Tangled Tales: The Misadventures of a Wizard's Apprentice is a computer game developed by Origin Systems in 1989 for the Apple II, MS-DOS, and Commodore 64.

==Gameplay==
The screen is divided into several areas: One displays the player's view of the world, one shows a bird's-eye view of the player's position, one contains the function icons, and one is a small text-information area. The player can select a function to move, talk, cast a spell, get or drop an item, and so on.

==Plot==
Tangled Tales: The Misadventures of a Wizard’s Apprentice is a game in which the player is a young apprentice wizard who has no friends, spells, or money, and is preparing to go learn the trade of a wizard. The player is given a quest to complete in each new scenario, during the course of which solves various puzzles, adds new party members, and learns new spells. Characters, plots and tropes encountered in the game are derived from various mythological and fictional universes, such as a werewolf, a surfer, a snowman, Goldilocks, and Isaac Newton. The game consists of three separate scenarios, each of which must be completed before moving to the next one, but the player is able to revisit an old area if something was missed.

==Reception==
The game was reviewed in 1991 in Dragon #166 by Patricia and Steve Sheets in "The Role of Computers" column. The reviewers gave the game 4 out of 5 stars. Compute! stated that Tangled Tales was a good introductory game for those new to adventures. Scorpia of Computer Gaming World gave the game a mixed review, saying, "it appears to be an attempt to integrate adventure game elements with role-playing elements, and this attempt is not entirely successful." The review also noted puzzles were solved primarily by having the right person in the party, "which reduces the main character to spectator at many critical points in the game."

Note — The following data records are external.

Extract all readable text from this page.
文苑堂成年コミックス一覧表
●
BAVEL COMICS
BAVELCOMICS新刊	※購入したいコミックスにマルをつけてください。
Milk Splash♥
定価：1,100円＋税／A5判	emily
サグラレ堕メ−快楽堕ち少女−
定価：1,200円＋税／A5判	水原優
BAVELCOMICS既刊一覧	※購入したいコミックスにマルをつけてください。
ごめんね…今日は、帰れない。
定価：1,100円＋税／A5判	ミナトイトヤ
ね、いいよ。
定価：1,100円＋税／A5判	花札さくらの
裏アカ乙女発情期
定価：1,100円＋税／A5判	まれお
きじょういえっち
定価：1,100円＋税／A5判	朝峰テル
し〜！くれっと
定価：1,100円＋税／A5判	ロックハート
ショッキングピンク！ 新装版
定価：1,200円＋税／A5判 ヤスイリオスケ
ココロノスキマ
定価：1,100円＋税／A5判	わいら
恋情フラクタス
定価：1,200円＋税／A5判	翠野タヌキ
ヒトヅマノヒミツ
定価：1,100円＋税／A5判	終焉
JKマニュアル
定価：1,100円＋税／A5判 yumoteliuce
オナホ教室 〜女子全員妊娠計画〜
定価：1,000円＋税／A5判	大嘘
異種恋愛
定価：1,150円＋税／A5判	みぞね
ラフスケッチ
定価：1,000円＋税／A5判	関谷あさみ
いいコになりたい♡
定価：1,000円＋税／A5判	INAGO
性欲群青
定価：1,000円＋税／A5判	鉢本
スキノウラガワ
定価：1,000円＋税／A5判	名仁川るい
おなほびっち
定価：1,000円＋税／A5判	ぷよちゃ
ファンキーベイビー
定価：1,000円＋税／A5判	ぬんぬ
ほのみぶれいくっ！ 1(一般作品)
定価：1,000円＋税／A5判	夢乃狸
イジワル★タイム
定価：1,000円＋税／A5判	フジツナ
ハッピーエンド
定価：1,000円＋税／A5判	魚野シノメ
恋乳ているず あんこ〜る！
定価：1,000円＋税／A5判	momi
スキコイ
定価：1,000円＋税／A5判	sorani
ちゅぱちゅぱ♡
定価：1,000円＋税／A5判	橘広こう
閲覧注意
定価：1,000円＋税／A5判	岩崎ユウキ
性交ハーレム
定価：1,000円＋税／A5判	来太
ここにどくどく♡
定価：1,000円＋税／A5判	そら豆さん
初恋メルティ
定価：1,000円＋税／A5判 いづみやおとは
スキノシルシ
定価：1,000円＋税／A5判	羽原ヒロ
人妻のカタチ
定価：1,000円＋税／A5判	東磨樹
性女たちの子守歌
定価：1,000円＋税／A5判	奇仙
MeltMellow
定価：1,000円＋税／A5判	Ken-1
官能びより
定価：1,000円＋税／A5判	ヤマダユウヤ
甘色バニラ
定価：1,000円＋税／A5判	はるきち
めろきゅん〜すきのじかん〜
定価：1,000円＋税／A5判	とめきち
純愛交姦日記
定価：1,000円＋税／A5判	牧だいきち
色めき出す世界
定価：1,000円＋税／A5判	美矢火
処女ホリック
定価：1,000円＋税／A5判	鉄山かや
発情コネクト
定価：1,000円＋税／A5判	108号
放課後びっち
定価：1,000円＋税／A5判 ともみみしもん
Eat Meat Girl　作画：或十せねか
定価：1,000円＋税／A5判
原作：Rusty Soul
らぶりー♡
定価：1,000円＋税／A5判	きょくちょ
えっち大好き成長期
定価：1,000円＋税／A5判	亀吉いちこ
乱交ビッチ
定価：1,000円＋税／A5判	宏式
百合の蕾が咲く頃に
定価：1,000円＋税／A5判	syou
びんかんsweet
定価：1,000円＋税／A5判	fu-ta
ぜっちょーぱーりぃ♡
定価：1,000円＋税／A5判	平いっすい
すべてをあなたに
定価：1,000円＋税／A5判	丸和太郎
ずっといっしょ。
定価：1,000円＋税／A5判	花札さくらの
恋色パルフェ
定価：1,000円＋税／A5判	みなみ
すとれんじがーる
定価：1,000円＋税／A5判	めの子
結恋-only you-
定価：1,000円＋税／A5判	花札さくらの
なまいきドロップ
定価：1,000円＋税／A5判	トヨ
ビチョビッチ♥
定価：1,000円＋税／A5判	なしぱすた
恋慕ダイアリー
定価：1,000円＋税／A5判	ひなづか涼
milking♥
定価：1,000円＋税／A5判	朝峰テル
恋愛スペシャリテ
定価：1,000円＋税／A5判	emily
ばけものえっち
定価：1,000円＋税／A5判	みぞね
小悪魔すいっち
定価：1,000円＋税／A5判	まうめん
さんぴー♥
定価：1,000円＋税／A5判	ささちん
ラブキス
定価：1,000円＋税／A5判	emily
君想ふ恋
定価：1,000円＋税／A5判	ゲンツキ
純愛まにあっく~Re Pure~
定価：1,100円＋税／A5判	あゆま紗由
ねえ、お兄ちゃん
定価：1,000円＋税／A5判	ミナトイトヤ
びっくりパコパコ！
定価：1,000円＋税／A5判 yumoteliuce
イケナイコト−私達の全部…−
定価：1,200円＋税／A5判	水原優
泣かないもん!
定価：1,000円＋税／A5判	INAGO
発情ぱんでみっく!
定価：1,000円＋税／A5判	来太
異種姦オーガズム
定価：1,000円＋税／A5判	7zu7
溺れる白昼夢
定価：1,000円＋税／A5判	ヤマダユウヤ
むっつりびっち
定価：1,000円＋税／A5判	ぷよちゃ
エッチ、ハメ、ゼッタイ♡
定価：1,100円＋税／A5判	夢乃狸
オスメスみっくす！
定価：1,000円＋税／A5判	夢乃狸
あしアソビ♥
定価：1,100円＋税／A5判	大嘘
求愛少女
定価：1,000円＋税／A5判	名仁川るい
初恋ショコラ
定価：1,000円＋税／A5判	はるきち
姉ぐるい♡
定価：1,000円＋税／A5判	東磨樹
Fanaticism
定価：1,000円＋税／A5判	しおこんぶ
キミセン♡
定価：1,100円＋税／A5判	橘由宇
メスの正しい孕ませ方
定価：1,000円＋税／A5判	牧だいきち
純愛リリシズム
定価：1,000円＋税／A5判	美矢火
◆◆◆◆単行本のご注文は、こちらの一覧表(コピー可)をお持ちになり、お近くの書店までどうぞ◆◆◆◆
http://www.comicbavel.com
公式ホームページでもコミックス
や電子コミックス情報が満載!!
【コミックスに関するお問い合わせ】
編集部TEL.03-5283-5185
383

Tangled Tales was perhaps more noted for its controversial copy protection scheme, which involved saving games to the original disk on Track 0. Reviewers complained that it would cause the heads on the Apple Disk II and Commodore 1541 to bang against the drive stop and throw them out of alignment and that it was advisable to back the original game disks as quickly as possible and avoid using them.